Jed is occasionally called in to chat to a CRPS kid and just knowing he is better, helps them become more positive.

 

I speak to moms all over the world about how they should be fighting for help as their kids lie cripple and unable to move or unable to wear clothes, or eat. How children's CRPS spreads full body after a time, with so many other complications, some before the CRPS, some after, all have been passed from pillar to post by ignorant others who do not know the disease or who misdiagnose, or who do not even believe the children.

 

I have heard some real horror stories. The longer these kids suffer, the harder it is to treat. GOSH, the top London Peadiatric hospital, told a young 10 year old CRPS boy Charlie, that he was too ill for them to treat, because his allodynia was so bad he could not wear any clothing. The hospital told the mother that he should go home, try to get better and then come back when he was rehabilitated. Not sure what other underlying disease brings on that kind of reaction, but as far as I am concerned, none should.

 

So Jedi Tedi started with Jed and I making a few Tedis and then saying a few words of hope and motivation on behalf of all those kid suffering, and the reaction was incredible! We have sort of rolled on from there and I feel that my passion is just getting stronger as I have more contact with these moms from all over. We realise that there is no one fighting the cause, in this country or any other. So I will keep going!

 

I will keep selling and sewing the Tedis, and I will keep looking after the Pain Unit at The Red Cross Hospital who need to keep progressing and learning. I will keep fighting until it is a recognised and treated childrens disease so that children like Jed will not have to suffer like he did.

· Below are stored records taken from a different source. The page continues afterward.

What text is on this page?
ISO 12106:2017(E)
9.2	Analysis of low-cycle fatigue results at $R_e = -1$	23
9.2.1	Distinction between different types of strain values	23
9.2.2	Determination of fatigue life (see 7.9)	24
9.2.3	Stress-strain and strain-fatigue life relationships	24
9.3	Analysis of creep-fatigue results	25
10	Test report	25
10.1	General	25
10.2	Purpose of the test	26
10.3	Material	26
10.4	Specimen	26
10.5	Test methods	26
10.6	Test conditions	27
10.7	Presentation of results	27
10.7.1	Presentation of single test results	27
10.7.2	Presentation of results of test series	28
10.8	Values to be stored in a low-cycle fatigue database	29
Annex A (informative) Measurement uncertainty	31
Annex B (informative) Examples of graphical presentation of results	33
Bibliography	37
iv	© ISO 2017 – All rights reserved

And us moms will not have to watch with utter hopelessness and suffer with them. So that all these families do not have to live with this terrible trauma of not being supported by a society we would think should be concerned.

 

I will never forget one of the Sister's words at the Red Cross Hospital, when she said these children have achieved so much through this disease, that they are the future leaders. Having seen and spoken to many CRPS moms and kids I have no doubt that this is the truth.